Je ne pus me retenir de rire :
— Là, Poirot, vous vous égarez. J’ai appris par hasard que, bien loin d’en être amoureux, Lawrence ne peut pas la souffrir.
— Et d’où tenez-vous cette certitude, mon bon ami ?
— De Cynthia elle-même.
— La pauvre petite ! Et vous a-t-elle dit si elle souffrait de cette attitude ?
— Non. Elle m’a même assuré que c’était le dernier de ses soucis.
— Elle en éprouve donc une peine réelle, en déduisit Poirot. Elles sont toutes pareilles… Ah ! les femmes…
— Je suis très surpris de ce que vous me dites au sujet de Lawrence.
— Pourquoi ? Ça crevait les yeux. Chaque fois que Miss Cynthia discutait ou plaisantait avec son frère, l’humeur de Mr Lawrence s’assombrissait notablement. Il s’était persuadé qu’elle était amoureuse de Mr John. Quand il est entré dans la chambre de sa belle-mère, il a aussitôt compris qu’elle avait été empoisonnée. Il en a conclu bien hâtivement que Miss Cynthia n’était pas étrangère au drame et en a conçu un désespoir affreux. Il s’est souvenu que Miss Cynthia était montée avec sa belle-mère dans cette chambre la veille au soir. Afin d’empêcher toute analyse, il a mis la tasse à café en miettes, sans doute en l’écrasant sous son talon. C’est aussi pourquoi il a soutenu à fond, contre toute vraisemblance, la thèse du « décès par causes naturelles ».
— Et ce message énigmatique concernant « la tasse manquante » ?
— J’étais pratiquement sûr qu’elle avait été cachée par Mrs Cavendish, mais il me fallait en avoir la certitude. Au départ, Mr Lawrence n’avait aucune idée de ce que signifiait ce message ; à la réflexion, toutefois, il a conclu qu’en trouvant cette tasse manquante il laverait de tout soupçon la dame de son cœur. Ce en quoi il avait tout à fait raison.
— Autre chose : quel sens donnez-vous aux ultimes paroles de Mrs Inglethorp ?
— Elle accusait son époux, bien entendu.
— Eh bien, Poirot, dis-je avec un soupir, je pense que vous avez expliqué tous les points qui me restaient encore obscurs. Je suis heureux que cette affaire se soit terminée aussi bien. Même John et Mary se sont réconciliés.
— Grâce à moi.
— Comment ça, grâce à vous ?
— Mon cher ami, ne voyez-vous pas que c’est uniquement l’épreuve du procès qui les a rapprochés ? Que John aime toujours son épouse, je n’en ai jamais douté, pas plus que je n’ai douté des sentiments qu’elle continuait à lui porter.
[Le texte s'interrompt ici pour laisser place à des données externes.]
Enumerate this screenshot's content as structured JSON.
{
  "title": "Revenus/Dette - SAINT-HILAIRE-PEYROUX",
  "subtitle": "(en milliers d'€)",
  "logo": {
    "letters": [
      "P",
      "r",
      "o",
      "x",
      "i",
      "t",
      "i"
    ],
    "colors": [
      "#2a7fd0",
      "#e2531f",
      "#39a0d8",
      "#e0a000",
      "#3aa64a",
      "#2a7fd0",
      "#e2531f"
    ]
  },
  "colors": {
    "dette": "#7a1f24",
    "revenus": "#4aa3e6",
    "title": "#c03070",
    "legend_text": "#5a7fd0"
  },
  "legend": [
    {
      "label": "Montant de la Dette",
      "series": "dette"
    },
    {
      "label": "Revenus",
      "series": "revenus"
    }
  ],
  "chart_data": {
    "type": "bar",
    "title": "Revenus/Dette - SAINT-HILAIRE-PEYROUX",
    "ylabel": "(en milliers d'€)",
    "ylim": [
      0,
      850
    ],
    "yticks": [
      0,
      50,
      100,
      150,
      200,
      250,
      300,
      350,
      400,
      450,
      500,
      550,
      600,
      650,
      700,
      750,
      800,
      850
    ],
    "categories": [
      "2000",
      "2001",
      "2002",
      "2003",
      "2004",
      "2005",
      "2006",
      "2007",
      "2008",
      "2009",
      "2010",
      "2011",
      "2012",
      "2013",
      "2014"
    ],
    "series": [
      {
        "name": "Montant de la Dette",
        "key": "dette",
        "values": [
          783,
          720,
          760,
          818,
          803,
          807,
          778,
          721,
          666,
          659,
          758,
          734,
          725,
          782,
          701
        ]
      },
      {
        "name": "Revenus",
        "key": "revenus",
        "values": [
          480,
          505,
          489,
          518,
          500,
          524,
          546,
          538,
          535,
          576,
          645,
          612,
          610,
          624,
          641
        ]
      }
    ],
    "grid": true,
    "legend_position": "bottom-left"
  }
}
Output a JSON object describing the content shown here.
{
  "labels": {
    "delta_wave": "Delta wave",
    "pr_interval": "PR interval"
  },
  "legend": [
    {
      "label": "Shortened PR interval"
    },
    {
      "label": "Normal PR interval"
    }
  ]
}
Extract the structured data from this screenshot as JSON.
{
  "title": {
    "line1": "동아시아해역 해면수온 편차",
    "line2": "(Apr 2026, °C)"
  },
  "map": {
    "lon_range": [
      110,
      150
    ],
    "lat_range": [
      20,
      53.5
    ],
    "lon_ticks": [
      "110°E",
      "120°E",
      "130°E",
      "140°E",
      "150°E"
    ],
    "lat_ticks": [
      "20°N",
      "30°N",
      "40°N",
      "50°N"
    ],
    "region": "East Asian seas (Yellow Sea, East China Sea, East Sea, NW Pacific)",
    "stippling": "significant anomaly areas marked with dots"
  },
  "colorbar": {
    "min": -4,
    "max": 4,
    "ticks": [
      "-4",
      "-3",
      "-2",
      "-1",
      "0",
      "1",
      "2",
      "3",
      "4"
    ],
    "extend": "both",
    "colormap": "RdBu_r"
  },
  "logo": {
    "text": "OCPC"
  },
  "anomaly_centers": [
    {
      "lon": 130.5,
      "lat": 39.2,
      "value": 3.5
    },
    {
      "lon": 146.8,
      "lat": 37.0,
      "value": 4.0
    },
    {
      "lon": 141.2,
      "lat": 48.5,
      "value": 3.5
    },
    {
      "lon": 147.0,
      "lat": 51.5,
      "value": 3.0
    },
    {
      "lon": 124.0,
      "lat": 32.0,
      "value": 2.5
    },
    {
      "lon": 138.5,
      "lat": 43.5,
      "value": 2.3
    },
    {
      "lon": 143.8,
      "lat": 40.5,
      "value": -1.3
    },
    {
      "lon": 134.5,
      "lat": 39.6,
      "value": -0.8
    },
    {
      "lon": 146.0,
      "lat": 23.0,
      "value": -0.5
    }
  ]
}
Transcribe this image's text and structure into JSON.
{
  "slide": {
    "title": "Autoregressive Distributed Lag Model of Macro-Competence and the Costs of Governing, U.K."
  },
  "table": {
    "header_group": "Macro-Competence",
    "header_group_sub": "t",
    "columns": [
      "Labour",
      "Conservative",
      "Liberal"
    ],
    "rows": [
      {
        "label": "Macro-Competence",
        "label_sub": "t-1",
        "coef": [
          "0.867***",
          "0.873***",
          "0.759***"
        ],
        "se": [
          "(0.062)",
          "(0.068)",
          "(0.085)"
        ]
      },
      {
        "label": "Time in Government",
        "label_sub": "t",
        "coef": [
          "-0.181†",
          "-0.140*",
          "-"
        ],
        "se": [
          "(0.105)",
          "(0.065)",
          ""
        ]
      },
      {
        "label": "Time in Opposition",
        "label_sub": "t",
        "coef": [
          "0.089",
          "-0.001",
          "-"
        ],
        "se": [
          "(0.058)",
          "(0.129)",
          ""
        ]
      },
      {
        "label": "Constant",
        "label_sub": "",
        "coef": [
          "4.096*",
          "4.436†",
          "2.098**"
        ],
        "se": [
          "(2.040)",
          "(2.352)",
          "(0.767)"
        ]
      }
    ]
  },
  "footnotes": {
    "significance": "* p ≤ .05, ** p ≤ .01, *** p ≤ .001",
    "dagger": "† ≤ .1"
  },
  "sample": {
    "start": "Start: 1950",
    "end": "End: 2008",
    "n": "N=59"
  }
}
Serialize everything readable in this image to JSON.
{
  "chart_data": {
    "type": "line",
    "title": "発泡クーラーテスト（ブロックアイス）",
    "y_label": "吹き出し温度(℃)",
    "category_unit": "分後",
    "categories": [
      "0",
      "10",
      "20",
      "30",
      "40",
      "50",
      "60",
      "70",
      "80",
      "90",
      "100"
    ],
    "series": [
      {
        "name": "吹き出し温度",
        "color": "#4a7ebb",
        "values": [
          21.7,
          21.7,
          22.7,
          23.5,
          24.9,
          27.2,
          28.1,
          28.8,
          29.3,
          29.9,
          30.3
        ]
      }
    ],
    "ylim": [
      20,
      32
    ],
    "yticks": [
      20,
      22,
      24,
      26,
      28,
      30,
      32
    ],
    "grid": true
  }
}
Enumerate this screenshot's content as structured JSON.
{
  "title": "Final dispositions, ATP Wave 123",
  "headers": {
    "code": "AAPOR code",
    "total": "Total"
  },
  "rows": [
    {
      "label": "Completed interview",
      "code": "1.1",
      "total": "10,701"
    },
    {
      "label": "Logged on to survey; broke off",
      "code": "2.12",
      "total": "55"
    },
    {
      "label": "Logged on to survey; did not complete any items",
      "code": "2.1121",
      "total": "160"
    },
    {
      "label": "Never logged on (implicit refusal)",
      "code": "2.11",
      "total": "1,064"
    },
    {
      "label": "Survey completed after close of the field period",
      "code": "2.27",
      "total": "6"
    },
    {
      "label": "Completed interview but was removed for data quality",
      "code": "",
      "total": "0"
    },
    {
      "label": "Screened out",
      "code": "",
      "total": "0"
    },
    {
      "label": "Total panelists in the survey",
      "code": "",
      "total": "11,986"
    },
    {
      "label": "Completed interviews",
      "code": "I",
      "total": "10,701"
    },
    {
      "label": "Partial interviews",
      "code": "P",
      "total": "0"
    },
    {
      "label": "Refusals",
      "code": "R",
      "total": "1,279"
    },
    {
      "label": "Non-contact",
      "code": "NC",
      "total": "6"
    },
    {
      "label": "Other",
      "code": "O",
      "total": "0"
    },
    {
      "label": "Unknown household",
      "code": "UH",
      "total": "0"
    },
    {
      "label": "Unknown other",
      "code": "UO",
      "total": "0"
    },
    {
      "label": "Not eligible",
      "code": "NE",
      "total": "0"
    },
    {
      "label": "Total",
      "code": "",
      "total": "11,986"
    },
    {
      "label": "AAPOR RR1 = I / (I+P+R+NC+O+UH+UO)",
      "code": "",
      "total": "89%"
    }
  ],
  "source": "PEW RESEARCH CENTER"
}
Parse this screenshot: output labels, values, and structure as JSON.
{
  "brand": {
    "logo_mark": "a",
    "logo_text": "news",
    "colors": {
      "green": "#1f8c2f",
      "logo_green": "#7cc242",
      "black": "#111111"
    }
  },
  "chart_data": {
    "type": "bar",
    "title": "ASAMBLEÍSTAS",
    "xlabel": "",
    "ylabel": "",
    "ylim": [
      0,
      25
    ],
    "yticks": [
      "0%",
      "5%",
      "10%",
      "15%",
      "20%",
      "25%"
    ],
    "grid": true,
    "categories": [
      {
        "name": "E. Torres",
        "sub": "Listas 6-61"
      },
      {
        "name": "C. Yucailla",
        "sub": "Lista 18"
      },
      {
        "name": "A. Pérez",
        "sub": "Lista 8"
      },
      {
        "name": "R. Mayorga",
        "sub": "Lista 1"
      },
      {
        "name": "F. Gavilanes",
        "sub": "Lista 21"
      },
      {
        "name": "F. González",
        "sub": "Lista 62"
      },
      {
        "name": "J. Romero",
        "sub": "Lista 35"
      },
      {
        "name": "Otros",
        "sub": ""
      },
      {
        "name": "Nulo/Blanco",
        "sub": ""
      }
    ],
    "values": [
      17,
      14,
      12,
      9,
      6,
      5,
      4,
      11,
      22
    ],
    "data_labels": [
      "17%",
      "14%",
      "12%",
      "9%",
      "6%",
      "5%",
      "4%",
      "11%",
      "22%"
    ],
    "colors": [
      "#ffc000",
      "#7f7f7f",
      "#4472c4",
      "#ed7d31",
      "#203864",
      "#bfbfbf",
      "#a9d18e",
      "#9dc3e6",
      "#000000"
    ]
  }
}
Mais, avec le temps, ils s’étaient éloignés l’un de l’autre. Tout provenait d’un malentendu. Elle l’avait épousé sans amour, et il le savait. Mais, à sa façon, John est un homme sensible, et il refusait de s’imposer à elle. Or, à mesure qu’il s’éloignait d’elle, Mary sentait grandir son amour pour lui. Mais tous deux sont tellement orgueilleux que tout rapprochement était impossible. Lui s’égara dans une liaison avec Mrs Raikes, tandis qu’elle se mettait à fréquenter le Dr Bauerstein. Souvenez-vous, le jour de l’arrestation de John Cavendish, j’ai longuement hésité à prendre une lourde décision…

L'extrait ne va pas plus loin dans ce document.